As always, the show begins with the slightly cheesy but kinda effective freeze-frame and voiceover: McKenzie and Hatosy witness a man brutally beating a girl, and they give chase. Mid-jump, the show goes to black and white and the narrator talks about the horrors of being a cop in the most dangerous parts of L.A.: “Our worst nightmare is just their Wednesday.”

And then it’s on to the stories, which Southland has been remarkably good at since its beginning. Like NYPD Blue—which Southland creator Ann Biderman wrote for—the show is easy to enjoy in individual slices, but also serves up great serials. That said, this episode didn’t offer any clues as to what a season-long story might be, but it did pack a bunch of great little plotlines into an hour. Almost too many.

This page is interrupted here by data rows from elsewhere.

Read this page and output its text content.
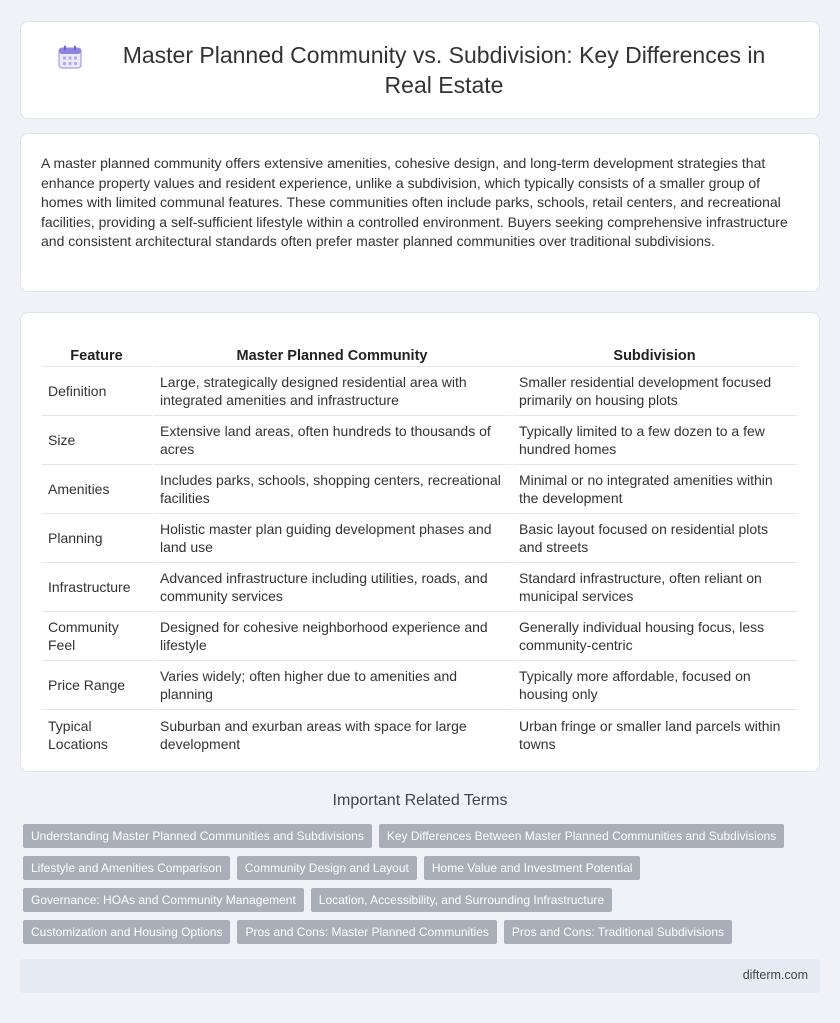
Master Planned Community vs. Subdivision: Key Differences in Real Estate

A master planned community offers extensive amenities, cohesive design, and long-term development strategies that enhance property values and resident experience, unlike a subdivision, which typically consists of a smaller group of homes with limited communal features. These communities often include parks, schools, retail centers, and recreational facilities, providing a self-sufficient lifestyle within a controlled environment. Buyers seeking comprehensive infrastructure and consistent architectural standards often prefer master planned communities over traditional subdivisions.

Feature	Master Planned Community	Subdivision
Definition	Large, strategically designed residential area with integrated amenities and infrastructure	Smaller residential development focused primarily on housing plots
Size	Extensive land areas, often hundreds to thousands of acres	Typically limited to a few dozen to a few hundred homes
Amenities	Includes parks, schools, shopping centers, recreational facilities	Minimal or no integrated amenities within the development
Planning	Holistic master plan guiding development phases and land use	Basic layout focused on residential plots and streets
Infrastructure	Advanced infrastructure including utilities, roads, and community services	Standard infrastructure, often reliant on municipal services
Community Feel	Designed for cohesive neighborhood experience and lifestyle	Generally individual housing focus, less community-centric
Price Range	Varies widely; often higher due to amenities and planning	Typically more affordable, focused on housing only
Typical Locations	Suburban and exurban areas with space for large development	Urban fringe or smaller land parcels within towns
Important Related Terms
Understanding Master Planned Communities and Subdivisions	Key Differences Between Master Planned Communities and Subdivisions
Lifestyle and Amenities Comparison	Community Design and Layout	Home Value and Investment Potential
Governance: HOAs and Community Management	Location, Accessibility, and Surrounding Infrastructure
Customization and Housing Options	Pros and Cons: Master Planned Communities	Pros and Cons: Traditional Subdivisions
difterm.com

The one that didn’t work that well was King’s: A crackhead witness—and former high-school acquaintance—who had been relocated shows up looking for a place to stay (and probably a place to score). It doesn’t end well, but it serves more to reintroduce King’s conflicted personality—nurturer versus no-nonsense cop who requires emotional defenses—than to drive any sort of plot.

The beat cops do a much better job at the visceral stuff (including actual viscera): A gangland shoot-out in an alley leads to an incredibly tense chase through a grade school. And when the cops finally discover the shooter bleeding out in a bathroom, their reaction is nearly as disturbing as his bloody, soon-to-be corpse—they’re relieved that no one else was hurt, but angry at the gunman. Hatosy says to the gangster, who’s gurgling on the blood spilling out of the wound in his neck: “That is one big hole in a very important spot. You are definitely not gonna make it!” Howell adds, mockingly, “Just head into the light, brother.”


Just hours later, McKenzie is back to chasing the perp from the show’s first scene when he accidentally crashes a Compton barbecue populated by badass thugs. Thinking quickly, he tells the hostile crowd that the guy he’s chasing raped a little boy, asking if they let that type of thing happen in their neighborhood. More than anything, that moment reminded me of something that might happen on The Shield, which is a high compliment.

Meanwhile, Cudlitz and Liu are called to an over-the-top suicide attempt by a crazy guy at a factory, which serves more to get their characters better acquainted—Liu doesn’t want to respond to the call because she’s in line at a food truck (the real-life Truck Norris in L.A., which does delicious-looking Filipino fusion), but Cudlitz is back to being by the book—at least for his first day back on the street.


He’s also curious, eventually, about Liu’s “video,” which the other cops allude to while harassing her. Turns out it’s not sexy after all: Her patrol camera caught Liu taking a savage beating from a giant of a man during a traffic stop. It’s another brutal moment in an intelligently brutal show.

That probably would’ve been enough for one episode, but Southland apparently wants to sink its claws into new viewers by throwing a lot of action at the screen. Just minutes before the end of “Wednesday,” a shooter busts into the station with a shotgun and just starts blasting. Several cops are hit before the shooter takes a bullet; Lou Diamond is hit, but presumably will survive. I’m not sure if this piece was the start of a larger investigation, but I think not. When asked who the shooter was, Howell says, “Just some guy.”


If this all seems a bit much for one day in the life of some L.A. cops, it probably is. (This is TV, after all.) But the little touches and real emotional conflicts make Southland far better than your average cop show. Where else would you see two tough patrolmen admitting to each other that they pissed themselves after a gunfight?

Stray observations:

— I can’t remember where we left things with Tom Everett Scott; is he coming back? Did King report him for selling crime-scene photos to a tabloid?


— It’s a testament to this show that you never really know what’s going to happen or who’s going to get hurt. Just like real cop-life, I guess.

— I hope Lou Diamond Phillips’ character—assuming he lives—gets slightly less cartoonish. Speeches like “The job is to shovel this city’s shit so the good people of this metropolis don’t know it’s there” seem a little contrived.


— “Is that Cooper? I heard he’s riding with Pootie Tang.”